Texas couples who decide to end their marriages will be required to divide marital assets. If there is a business involved, many factors will need to be considered before it is divided. Furthermore, a business valuation will need to be done, which could ultimately help the parties determine what will happen to the business.
The decision will also depend on how the business is owned. If both spouses own the business, the decision will be different than if only one spouse is an owner. Whether there are other people who also own a portion of the company will also influence any division. If the company is family owned, the parties will need to decide whether to keep it in the family or sell it.
The value of a business is not simply the sum of its assets and accounts. Every business has some measure of intangible value that typically cannot be touched or seen. Intangible assets such as goodwill, intellectual property and brand recognition will contribute to the value of the business.

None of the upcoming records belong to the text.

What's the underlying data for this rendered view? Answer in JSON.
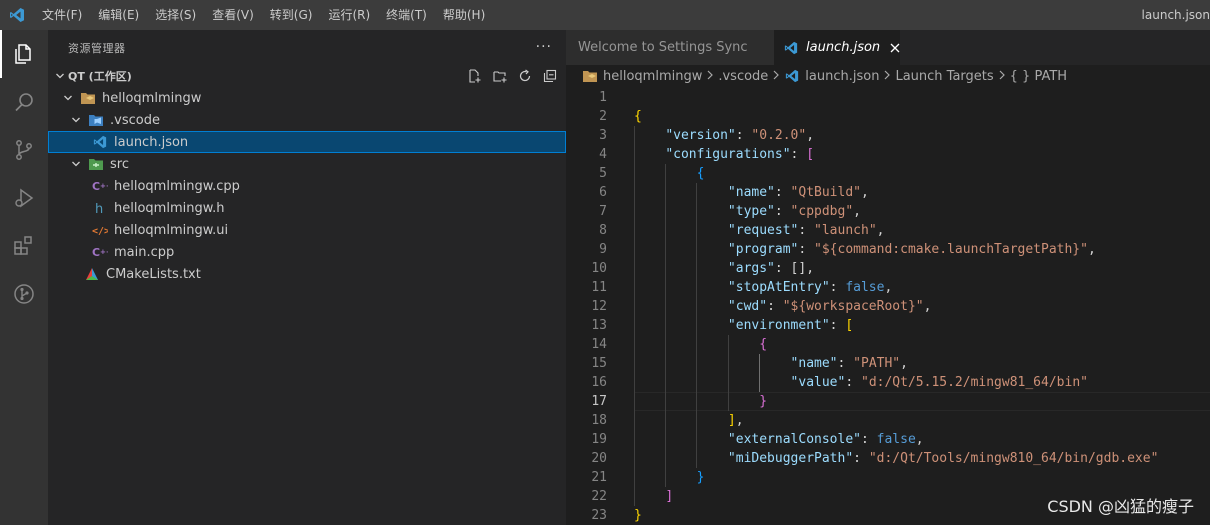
{
  "titlebar": {
    "menu": [
      "文件(F)",
      "编辑(E)",
      "选择(S)",
      "查看(V)",
      "转到(G)",
      "运行(R)",
      "终端(T)",
      "帮助(H)"
    ],
    "window_title": "launch.json"
  },
  "activitybar": {
    "items": [
      "explorer-icon",
      "search-icon",
      "source-control-icon",
      "run-debug-icon",
      "extensions-icon",
      "git-graph-icon"
    ]
  },
  "sidebar": {
    "title": "资源管理器",
    "more": "···",
    "workspace": "QT (工作区)",
    "tree": [
      {
        "label": "helloqmlmingw",
        "type": "folder",
        "indent": 1
      },
      {
        "label": ".vscode",
        "type": "vscode-folder",
        "indent": 2
      },
      {
        "label": "launch.json",
        "type": "json",
        "indent": 3,
        "selected": true
      },
      {
        "label": "src",
        "type": "src-folder",
        "indent": 2
      },
      {
        "label": "helloqmlmingw.cpp",
        "type": "cpp",
        "indent": 3
      },
      {
        "label": "helloqmlmingw.h",
        "type": "h",
        "indent": 3
      },
      {
        "label": "helloqmlmingw.ui",
        "type": "ui",
        "indent": 3
      },
      {
        "label": "main.cpp",
        "type": "cpp",
        "indent": 3
      },
      {
        "label": "CMakeLists.txt",
        "type": "cmake",
        "indent": 2
      }
    ]
  },
  "editor": {
    "tabs": [
      {
        "label": "Welcome to Settings Sync",
        "active": false
      },
      {
        "label": "launch.json",
        "active": true
      }
    ],
    "breadcrumbs": [
      "helloqmlmingw",
      ".vscode",
      "launch.json",
      "Launch Targets",
      "{ } PATH"
    ],
    "current_line": 17,
    "lines": [
      [],
      [
        [
          "br1",
          "{"
        ]
      ],
      [
        [
          "p",
          "    "
        ],
        [
          "k",
          "\"version\""
        ],
        [
          "p",
          ": "
        ],
        [
          "s",
          "\"0.2.0\""
        ],
        [
          "p",
          ","
        ]
      ],
      [
        [
          "p",
          "    "
        ],
        [
          "k",
          "\"configurations\""
        ],
        [
          "p",
          ": "
        ],
        [
          "br2",
          "["
        ]
      ],
      [
        [
          "p",
          "        "
        ],
        [
          "br3",
          "{"
        ]
      ],
      [
        [
          "p",
          "            "
        ],
        [
          "k",
          "\"name\""
        ],
        [
          "p",
          ": "
        ],
        [
          "s",
          "\"QtBuild\""
        ],
        [
          "p",
          ","
        ]
      ],
      [
        [
          "p",
          "            "
        ],
        [
          "k",
          "\"type\""
        ],
        [
          "p",
          ": "
        ],
        [
          "s",
          "\"cppdbg\""
        ],
        [
          "p",
          ","
        ]
      ],
      [
        [
          "p",
          "            "
        ],
        [
          "k",
          "\"request\""
        ],
        [
          "p",
          ": "
        ],
        [
          "s",
          "\"launch\""
        ],
        [
          "p",
          ","
        ]
      ],
      [
        [
          "p",
          "            "
        ],
        [
          "k",
          "\"program\""
        ],
        [
          "p",
          ": "
        ],
        [
          "s",
          "\"${command:cmake.launchTargetPath}\""
        ],
        [
          "p",
          ","
        ]
      ],
      [
        [
          "p",
          "            "
        ],
        [
          "k",
          "\"args\""
        ],
        [
          "p",
          ": [],"
        ]
      ],
      [
        [
          "p",
          "            "
        ],
        [
          "k",
          "\"stopAtEntry\""
        ],
        [
          "p",
          ": "
        ],
        [
          "b",
          "false"
        ],
        [
          "p",
          ","
        ]
      ],
      [
        [
          "p",
          "            "
        ],
        [
          "k",
          "\"cwd\""
        ],
        [
          "p",
          ": "
        ],
        [
          "s",
          "\"${workspaceRoot}\""
        ],
        [
          "p",
          ","
        ]
      ],
      [
        [
          "p",
          "            "
        ],
        [
          "k",
          "\"environment\""
        ],
        [
          "p",
          ": "
        ],
        [
          "br1",
          "["
        ]
      ],
      [
        [
          "p",
          "                "
        ],
        [
          "br2",
          "{"
        ]
      ],
      [
        [
          "p",
          "                    "
        ],
        [
          "k",
          "\"name\""
        ],
        [
          "p",
          ": "
        ],
        [
          "s",
          "\"PATH\""
        ],
        [
          "p",
          ","
        ]
      ],
      [
        [
          "p",
          "                    "
        ],
        [
          "k",
          "\"value\""
        ],
        [
          "p",
          ": "
        ],
        [
          "s",
          "\"d:/Qt/5.15.2/mingw81_64/bin\""
        ]
      ],
      [
        [
          "p",
          "                "
        ],
        [
          "br2",
          "}"
        ]
      ],
      [
        [
          "p",
          "            "
        ],
        [
          "br1",
          "]"
        ],
        [
          "p",
          ","
        ]
      ],
      [
        [
          "p",
          "            "
        ],
        [
          "k",
          "\"externalConsole\""
        ],
        [
          "p",
          ": "
        ],
        [
          "b",
          "false"
        ],
        [
          "p",
          ","
        ]
      ],
      [
        [
          "p",
          "            "
        ],
        [
          "k",
          "\"miDebuggerPath\""
        ],
        [
          "p",
          ": "
        ],
        [
          "s",
          "\"d:/Qt/Tools/mingw810_64/bin/gdb.exe\""
        ]
      ],
      [
        [
          "p",
          "        "
        ],
        [
          "br3",
          "}"
        ]
      ],
      [
        [
          "p",
          "    "
        ],
        [
          "br2",
          "]"
        ]
      ],
      [
        [
          "br1",
          "}"
        ]
      ]
    ]
  },
  "watermark": "CSDN @凶猛的瘦子",
  "colors": {
    "accent": "#007acc",
    "vscode_blue": "#3c99d4",
    "string": "#ce9178",
    "key": "#9cdcfe",
    "keyword": "#569cd6"
  }
}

Without the assistance of an attorney and others who understand how to value intangible assets, the true value of the business might not be ascertained. This could cost one or both parties a significant amount of money.
It is essential that a business valuation be done before Texas residents enter into property division negotiations. Not only does the value of the business affect each party’s decisions, but the amount of the business that is considered to be marital property is another piece of the puzzle. If the business began prior to the marriage, only the value of the business during the marriage might be divided. On the other hand, if the business was started during the marriage, all of its value could be subject to division. Understanding the true marital value of a company could have a significant impact on how all of the assets are divided since one party could “trade” one asset for his or her interest in the business.